I think sometimes people can use stuff like this to be controlling and put down other people. I don't get the sense the OP falls under that category. As for me, if my back hair ever started bothering my gf, I'd hope she would say something, in a kind and thoughtful way. (I don't actually have back hair, it just made for a good example)

:)

Posted
These "fat" threads are always so caustic.

 

Everyone seems intent on blaming someone... either the fat person, for being fat, or the partner of the fat person, for being shallow.

 

Does everything in life have to be somebodies "fault"? Does someone always have to be "wrong"? Some things just ARE.

 

Physical attraction is a complex thing. It's not unusual for it to wax and wan. Just because you find someone attractive at first doesn't mean you are going to find them attractive till the day they die.

 

The real question is... is it really just the weight, and is she willing to do something about it? If not, can he manage to look beyond it?

 

I think sometimes people can use stuff like this to be controlling and put down other people.
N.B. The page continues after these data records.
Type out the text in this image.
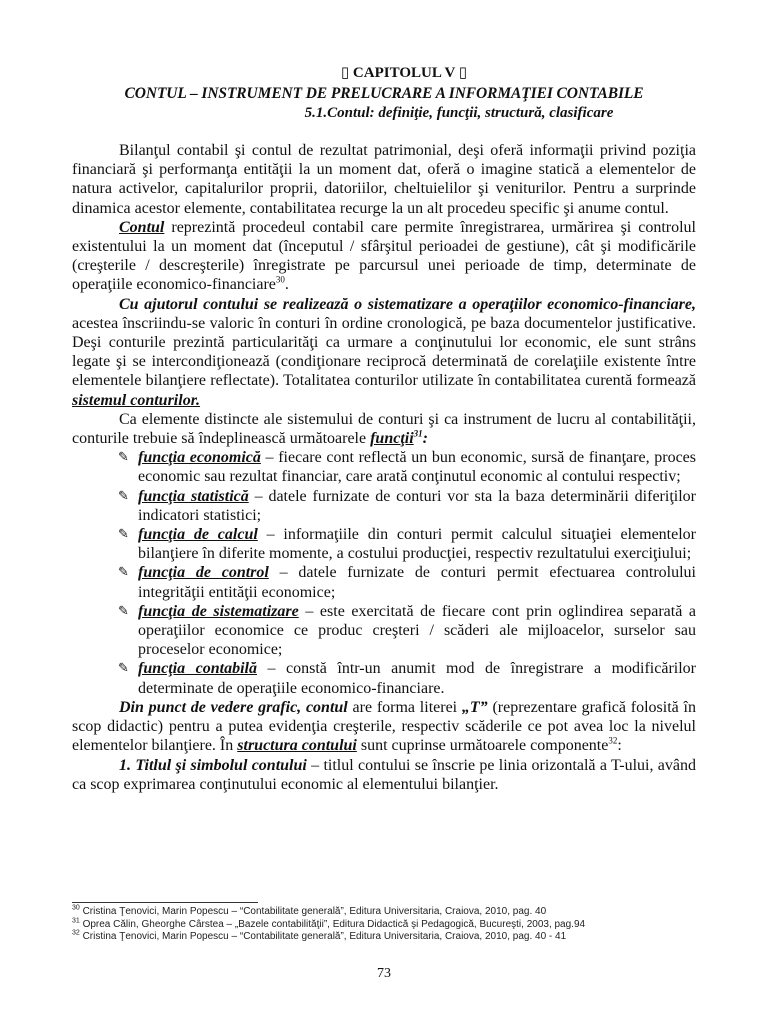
▯ CAPITOLUL V ▯
CONTUL – INSTRUMENT DE PRELUCRARE A INFORMAŢIEI CONTABILE
5.1.Contul: definiţie, funcţii, structură, clasificare

Bilanţul contabil şi contul de rezultat patrimonial, deşi oferă informaţii privind poziţia financiară şi performanţa entităţii la un moment dat, oferă o imagine statică a elementelor de natura activelor, capitalurilor proprii, datoriilor, cheltuielilor şi veniturilor. Pentru a surprinde dinamica acestor elemente, contabilitatea recurge la un alt procedeu specific şi anume contul.

Contul reprezintă procedeul contabil care permite înregistrarea, urmărirea şi controlul existentului la un moment dat (începutul / sfârşitul perioadei de gestiune), cât şi modificările (creşterile / descreşterile) înregistrate pe parcursul unei perioade de timp, determinate de operaţiile economico-financiare$^{30}$.

Cu ajutorul contului se realizează o sistematizare a operaţiilor economico-financiare, acestea înscriindu-se valoric în conturi în ordine cronologică, pe baza documentelor justificative. Deşi conturile prezintă particularităţi ca urmare a conţinutului lor economic, ele sunt strâns legate şi se intercondiţionează (condiţionare reciprocă determinată de corelaţiile existente între elementele bilanţiere reflectate). Totalitatea conturilor utilizate în contabilitatea curentă formează sistemul conturilor.

Ca elemente distincte ale sistemului de conturi şi ca instrument de lucru al contabilităţii, conturile trebuie să îndeplinească următoarele funcţii$^{31}$:

✎ funcţia economică – fiecare cont reflectă un bun economic, sursă de finanţare, proces economic sau rezultat financiar, care arată conţinutul economic al contului respectiv;
✎ funcţia statistică – datele furnizate de conturi vor sta la baza determinării diferiţilor indicatori statistici;
✎ funcţia de calcul – informaţiile din conturi permit calculul situaţiei elementelor bilanţiere în diferite momente, a costului producţiei, respectiv rezultatului exerciţiului;
✎ funcţia de control – datele furnizate de conturi permit efectuarea controlului integrităţii entităţii economice;
✎ funcţia de sistematizare – este exercitată de fiecare cont prin oglindirea separată a operaţiilor economice ce produc creşteri / scăderi ale mijloacelor, surselor sau proceselor economice;
✎ funcţia contabilă – constă într-un anumit mod de înregistrare a modificărilor determinate de operaţiile economico-financiare.

Din punct de vedere grafic, contul are forma literei „T” (reprezentare grafică folosită în scop didactic) pentru a putea evidenţia creşterile, respectiv scăderile ce pot avea loc la nivelul elementelor bilanţiere. În structura contului sunt cuprinse următoarele componente$^{32}$:

1. Titlul şi simbolul contului – titlul contului se înscrie pe linia orizontală a T-ului, având ca scop exprimarea conţinutului economic al elementului bilanţier.

$^{30}$ Cristina Ţenovici, Marin Popescu – “Contabilitate generală”, Editura Universitaria, Craiova, 2010, pag. 40
$^{31}$ Oprea Călin, Gheorghe Cârstea – „Bazele contabilităţii”, Editura Didactică şi Pedagogică, Bucureşti, 2003, pag.94
$^{32}$ Cristina Ţenovici, Marin Popescu – “Contabilitate generală”, Editura Universitaria, Craiova, 2010, pag. 40 - 41
73
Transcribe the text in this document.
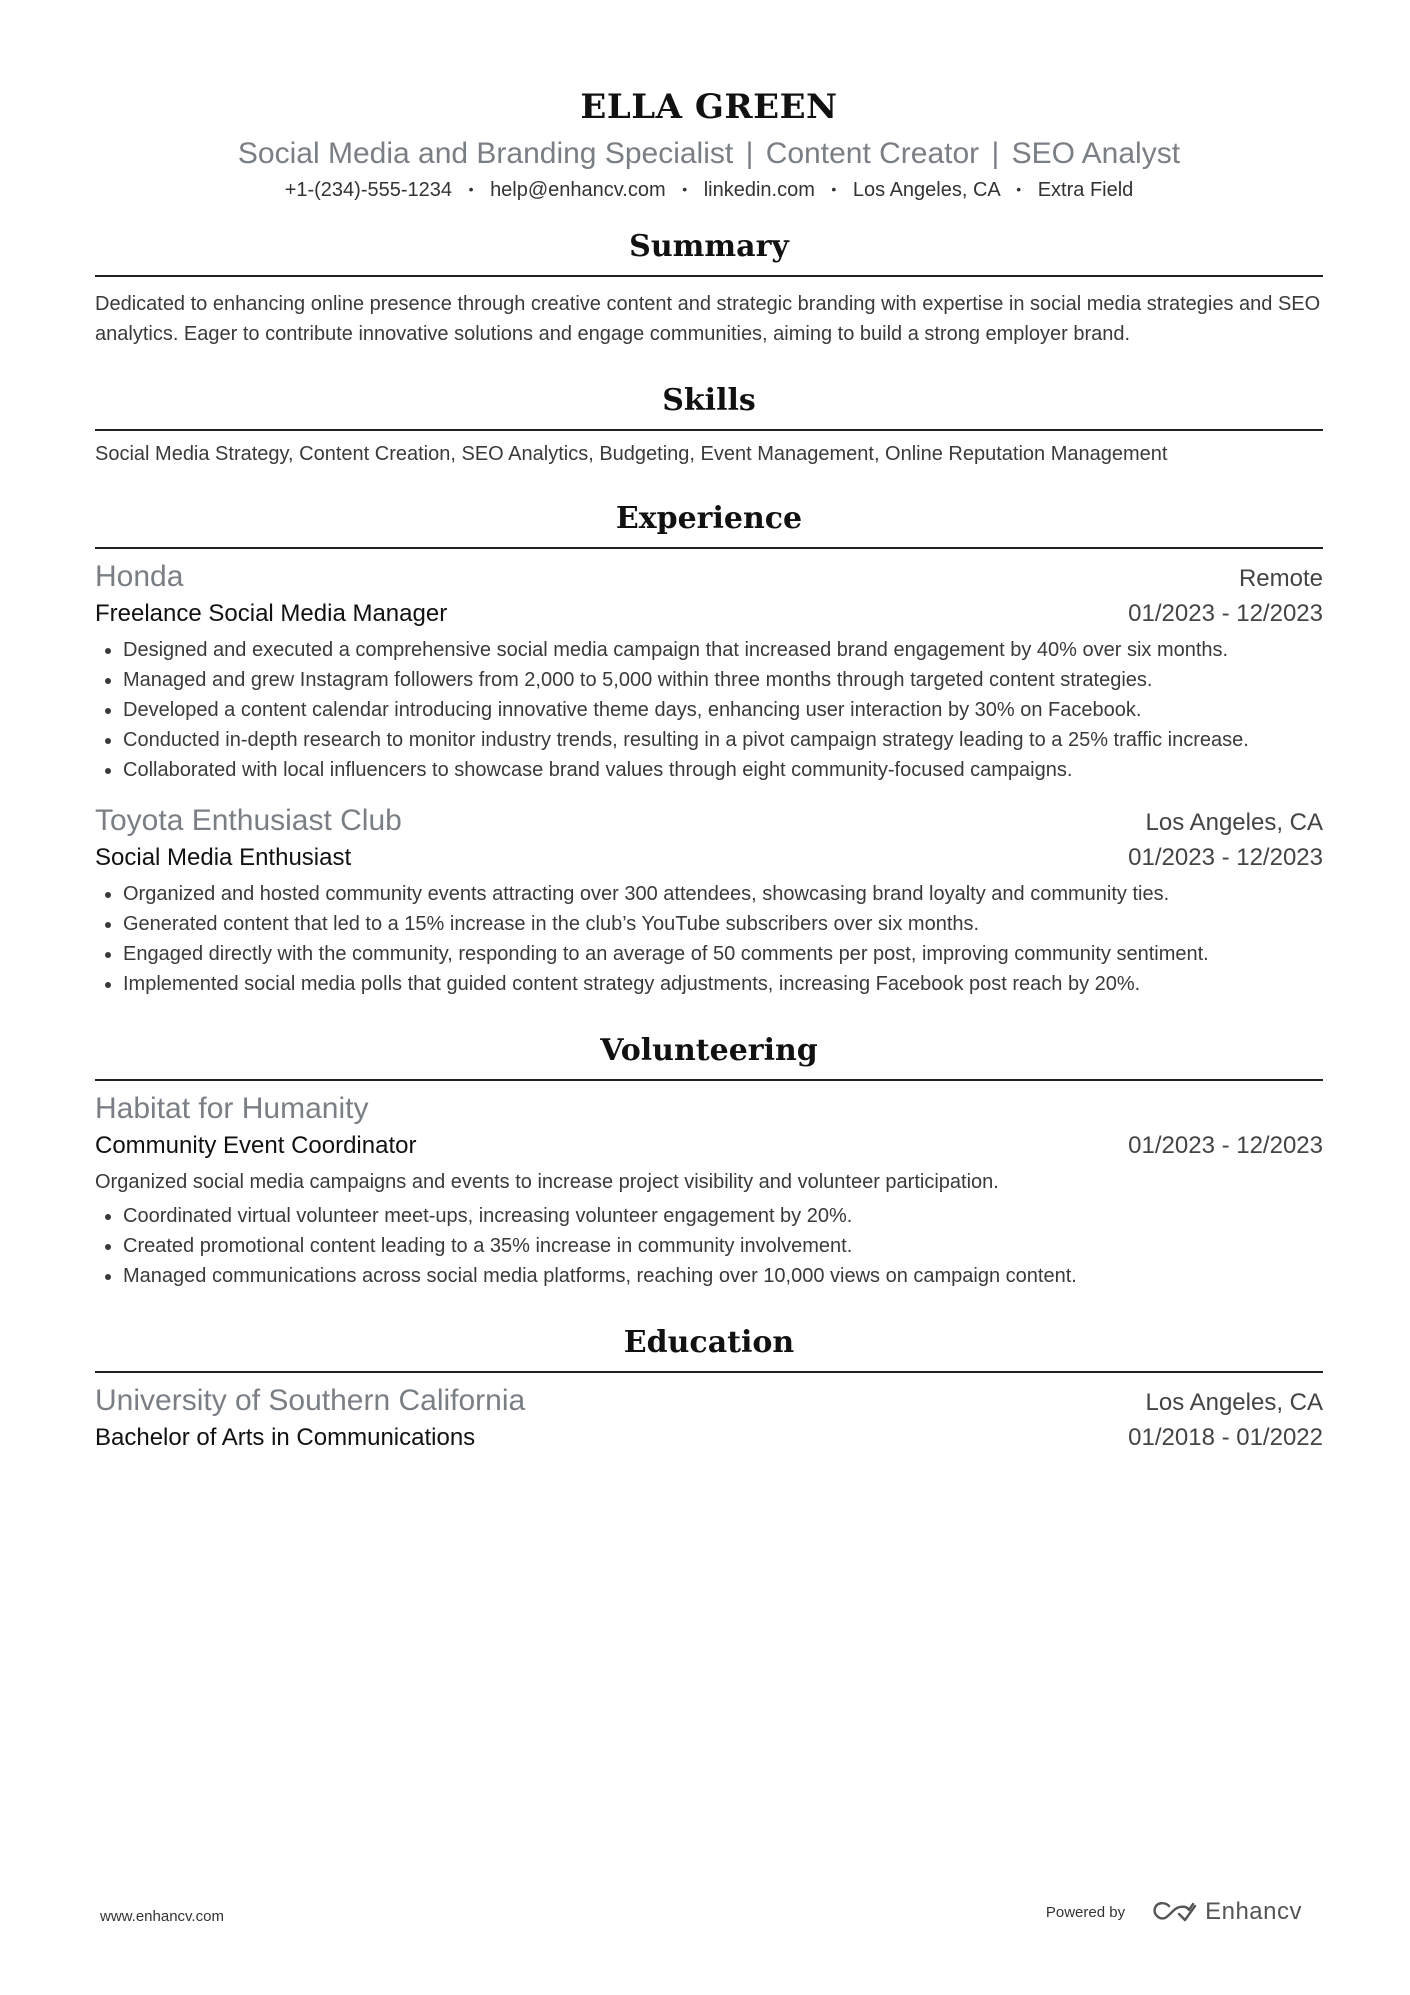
ELLA GREEN
Social Media and Branding Specialist | Content Creator | SEO Analyst
+1-(234)-555-1234 • help@enhancv.com • linkedin.com • Los Angeles, CA • Extra Field
Summary
Dedicated to enhancing online presence through creative content and strategic branding with expertise in social media strategies and SEO analytics. Eager to contribute innovative solutions and engage communities, aiming to build a strong employer brand.
Skills
Social Media Strategy, Content Creation, SEO Analytics, Budgeting, Event Management, Online Reputation Management
Experience
Honda	Remote
Freelance Social Media Manager	01/2023 - 12/2023
• Designed and executed a comprehensive social media campaign that increased brand engagement by 40% over six months.
• Managed and grew Instagram followers from 2,000 to 5,000 within three months through targeted content strategies.
• Developed a content calendar introducing innovative theme days, enhancing user interaction by 30% on Facebook.
• Conducted in-depth research to monitor industry trends, resulting in a pivot campaign strategy leading to a 25% traffic increase.
• Collaborated with local influencers to showcase brand values through eight community-focused campaigns.
Toyota Enthusiast Club	Los Angeles, CA
Social Media Enthusiast	01/2023 - 12/2023
• Organized and hosted community events attracting over 300 attendees, showcasing brand loyalty and community ties.
• Generated content that led to a 15% increase in the club’s YouTube subscribers over six months.
• Engaged directly with the community, responding to an average of 50 comments per post, improving community sentiment.
• Implemented social media polls that guided content strategy adjustments, increasing Facebook post reach by 20%.
Volunteering
Habitat for Humanity
Community Event Coordinator	01/2023 - 12/2023
Organized social media campaigns and events to increase project visibility and volunteer participation.
• Coordinated virtual volunteer meet-ups, increasing volunteer engagement by 20%.
• Created promotional content leading to a 35% increase in community involvement.
• Managed communications across social media platforms, reaching over 10,000 views on campaign content.
Education
University of Southern California	Los Angeles, CA
Bachelor of Arts in Communications	01/2018 - 01/2022
www.enhancv.com	Powered by	Enhancv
I don't get the sense the OP falls under that category. As for me, if my back hair ever started bothering my gf, I'd hope she would say something, in a kind and thoughtful way. (I don't actually have back hair, it just made for a good example)

:)

Part of the issue is, was she this size when they met? The balance is, are there imperfections about him that she is accepting because she's willing to overlook them due to looking below the surface.

 

Sometimes people get too wrapped up in the external. Sure, you need to be attracted to each other but is a trophy on your arm so necessary? If so you might want to look hard at yourself and fix your own insecurities. Btw, the usage of "you" is generic.